Hi Warren. Yes, this is the replacement we talked about earlier. Indeed TGV may be interpreted as anisotropic diffusion, if we see the iterations as a time evolution. The main difference from TGV to other anisotropic diffusions (normal total variation, and graycstoration too, up to some degree) is that they assume that images are patches, of homogeneus pieces. In other words, images are piecewise constant. TGV, on the other hand, assumes that images are piecewise smooth. This is the advantage of TGV, and why it generates far less artifacts (like, staircaising).
I'm not an expert on the interns of GREYC, but I know that is based on TV, and tries to overcome the staircaising artifacts by using some big modifications to the main algoirithm. The "problem", is that it has been designed for daylight, normal images, with gaussian noise. In that sense, our implementation of TGV is more flexible, since it works with linear or nonlinear data, and the use of the local support frame adds the capability to deal with poisson noise.

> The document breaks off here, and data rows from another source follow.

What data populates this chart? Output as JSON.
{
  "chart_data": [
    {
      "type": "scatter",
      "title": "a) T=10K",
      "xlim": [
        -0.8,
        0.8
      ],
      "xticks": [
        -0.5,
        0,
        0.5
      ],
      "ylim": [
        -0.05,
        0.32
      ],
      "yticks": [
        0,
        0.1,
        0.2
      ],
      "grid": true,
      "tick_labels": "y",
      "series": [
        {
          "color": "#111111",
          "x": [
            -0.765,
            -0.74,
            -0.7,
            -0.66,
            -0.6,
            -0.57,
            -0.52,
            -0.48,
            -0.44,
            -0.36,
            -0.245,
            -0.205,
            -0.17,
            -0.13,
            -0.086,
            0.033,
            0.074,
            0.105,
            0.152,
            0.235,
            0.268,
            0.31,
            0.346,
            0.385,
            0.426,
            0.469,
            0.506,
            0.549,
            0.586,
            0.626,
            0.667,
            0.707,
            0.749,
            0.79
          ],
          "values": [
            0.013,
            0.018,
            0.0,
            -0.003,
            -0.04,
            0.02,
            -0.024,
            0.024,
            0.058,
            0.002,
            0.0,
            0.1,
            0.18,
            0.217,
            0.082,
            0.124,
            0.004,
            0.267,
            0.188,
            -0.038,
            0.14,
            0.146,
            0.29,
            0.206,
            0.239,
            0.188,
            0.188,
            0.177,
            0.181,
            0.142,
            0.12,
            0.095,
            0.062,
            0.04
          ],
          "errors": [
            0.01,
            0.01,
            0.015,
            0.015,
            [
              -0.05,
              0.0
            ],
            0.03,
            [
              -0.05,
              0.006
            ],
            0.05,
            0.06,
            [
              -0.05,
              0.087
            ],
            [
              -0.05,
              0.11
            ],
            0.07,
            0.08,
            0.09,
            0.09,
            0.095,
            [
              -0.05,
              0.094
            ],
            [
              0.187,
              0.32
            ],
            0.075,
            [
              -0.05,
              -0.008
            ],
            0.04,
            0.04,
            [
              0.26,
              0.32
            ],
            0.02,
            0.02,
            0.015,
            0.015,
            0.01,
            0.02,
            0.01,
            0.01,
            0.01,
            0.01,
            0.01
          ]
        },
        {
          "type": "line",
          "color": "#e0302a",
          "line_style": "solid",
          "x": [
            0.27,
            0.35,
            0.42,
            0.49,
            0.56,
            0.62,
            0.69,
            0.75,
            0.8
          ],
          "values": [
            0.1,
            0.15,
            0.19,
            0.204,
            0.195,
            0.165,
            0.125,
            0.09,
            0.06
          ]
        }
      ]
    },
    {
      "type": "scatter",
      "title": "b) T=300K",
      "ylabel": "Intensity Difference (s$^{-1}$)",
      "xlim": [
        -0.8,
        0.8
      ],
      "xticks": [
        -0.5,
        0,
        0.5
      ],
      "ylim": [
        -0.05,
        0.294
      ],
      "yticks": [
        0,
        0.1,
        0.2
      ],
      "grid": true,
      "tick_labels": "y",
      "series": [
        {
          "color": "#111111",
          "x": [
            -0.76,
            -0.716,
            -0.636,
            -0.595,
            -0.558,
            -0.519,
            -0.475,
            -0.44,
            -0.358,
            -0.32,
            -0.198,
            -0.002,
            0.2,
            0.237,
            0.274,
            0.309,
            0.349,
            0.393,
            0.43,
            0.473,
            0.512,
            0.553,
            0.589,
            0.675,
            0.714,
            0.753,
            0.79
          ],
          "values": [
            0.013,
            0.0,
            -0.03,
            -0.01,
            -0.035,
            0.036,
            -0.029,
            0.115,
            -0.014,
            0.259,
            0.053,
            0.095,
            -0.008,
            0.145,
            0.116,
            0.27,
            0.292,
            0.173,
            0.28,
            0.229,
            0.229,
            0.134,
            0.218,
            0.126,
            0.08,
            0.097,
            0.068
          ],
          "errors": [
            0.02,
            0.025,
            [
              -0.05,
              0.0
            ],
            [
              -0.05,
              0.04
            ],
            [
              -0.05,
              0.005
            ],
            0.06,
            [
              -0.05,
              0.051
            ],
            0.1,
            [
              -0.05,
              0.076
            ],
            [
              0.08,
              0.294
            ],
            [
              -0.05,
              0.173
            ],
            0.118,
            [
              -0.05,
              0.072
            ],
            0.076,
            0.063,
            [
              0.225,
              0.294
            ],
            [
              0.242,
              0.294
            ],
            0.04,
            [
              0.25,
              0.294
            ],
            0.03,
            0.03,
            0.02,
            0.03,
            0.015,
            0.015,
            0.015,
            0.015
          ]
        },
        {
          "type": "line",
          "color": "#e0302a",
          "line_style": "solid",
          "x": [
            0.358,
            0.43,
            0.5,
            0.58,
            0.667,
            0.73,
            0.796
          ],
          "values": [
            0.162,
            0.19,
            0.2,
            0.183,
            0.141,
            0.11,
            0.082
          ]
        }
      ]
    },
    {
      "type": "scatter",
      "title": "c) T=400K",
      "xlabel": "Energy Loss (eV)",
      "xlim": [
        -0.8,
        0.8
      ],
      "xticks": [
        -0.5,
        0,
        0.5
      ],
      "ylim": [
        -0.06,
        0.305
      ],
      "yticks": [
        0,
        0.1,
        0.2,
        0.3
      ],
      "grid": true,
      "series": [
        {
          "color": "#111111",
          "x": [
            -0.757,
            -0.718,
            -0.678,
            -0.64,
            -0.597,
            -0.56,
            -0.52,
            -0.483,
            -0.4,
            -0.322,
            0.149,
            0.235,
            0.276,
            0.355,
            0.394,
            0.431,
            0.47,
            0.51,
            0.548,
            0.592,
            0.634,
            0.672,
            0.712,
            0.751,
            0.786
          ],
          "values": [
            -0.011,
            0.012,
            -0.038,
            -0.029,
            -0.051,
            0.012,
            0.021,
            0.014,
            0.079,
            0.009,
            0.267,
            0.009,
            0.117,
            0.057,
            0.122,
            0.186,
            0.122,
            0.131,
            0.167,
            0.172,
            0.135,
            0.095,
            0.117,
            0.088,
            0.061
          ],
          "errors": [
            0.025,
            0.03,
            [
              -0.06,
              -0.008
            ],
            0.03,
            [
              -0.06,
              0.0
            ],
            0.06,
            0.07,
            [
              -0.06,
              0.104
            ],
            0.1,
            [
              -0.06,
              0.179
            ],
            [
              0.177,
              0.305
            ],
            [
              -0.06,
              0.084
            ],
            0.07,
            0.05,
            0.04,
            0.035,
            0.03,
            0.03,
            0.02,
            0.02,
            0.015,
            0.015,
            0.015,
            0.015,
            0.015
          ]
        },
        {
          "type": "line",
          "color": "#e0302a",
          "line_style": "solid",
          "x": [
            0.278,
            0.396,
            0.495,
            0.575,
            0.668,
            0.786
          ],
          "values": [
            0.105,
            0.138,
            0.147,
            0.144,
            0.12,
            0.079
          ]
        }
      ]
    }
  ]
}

Also, from the user point of view, I think that TGV may lead to some "lost of detail" compared to GREYC, since the piecewise constant constrain enhances more sharp edges. But at the same time, TGV will look far more natural, with smooth gradients, and will avoid some of the typical "weird pixels" that arise near sharp edges with GREYC. IMHO, TGV is on top of the wave right now, and it should be even more powerfull in future releases. We have a major upgrade under development, and have several research lines already plotted.
Now, about when to use TGV best... The truth is that we don't know yet. I think that both steps combined will prove to be a good choise. I would use it first at linear stage to smooth a bit the data (low strengths), to facilitate the first stretch and intensity adjustments. Then, I would use as a finisher, to really smooth the background and low signal features (up to taste).
ACDNR based its philosophy on SGBNR
And yes, we kept that in TGV too. Luminance/Chrominance separation is crucial to many denoising problems. Nevertheless, if in linear stage, I should probably try working on RGB first. Just thinking as a purist. But, of course, you all will help us find the best uses and applications of this new tool.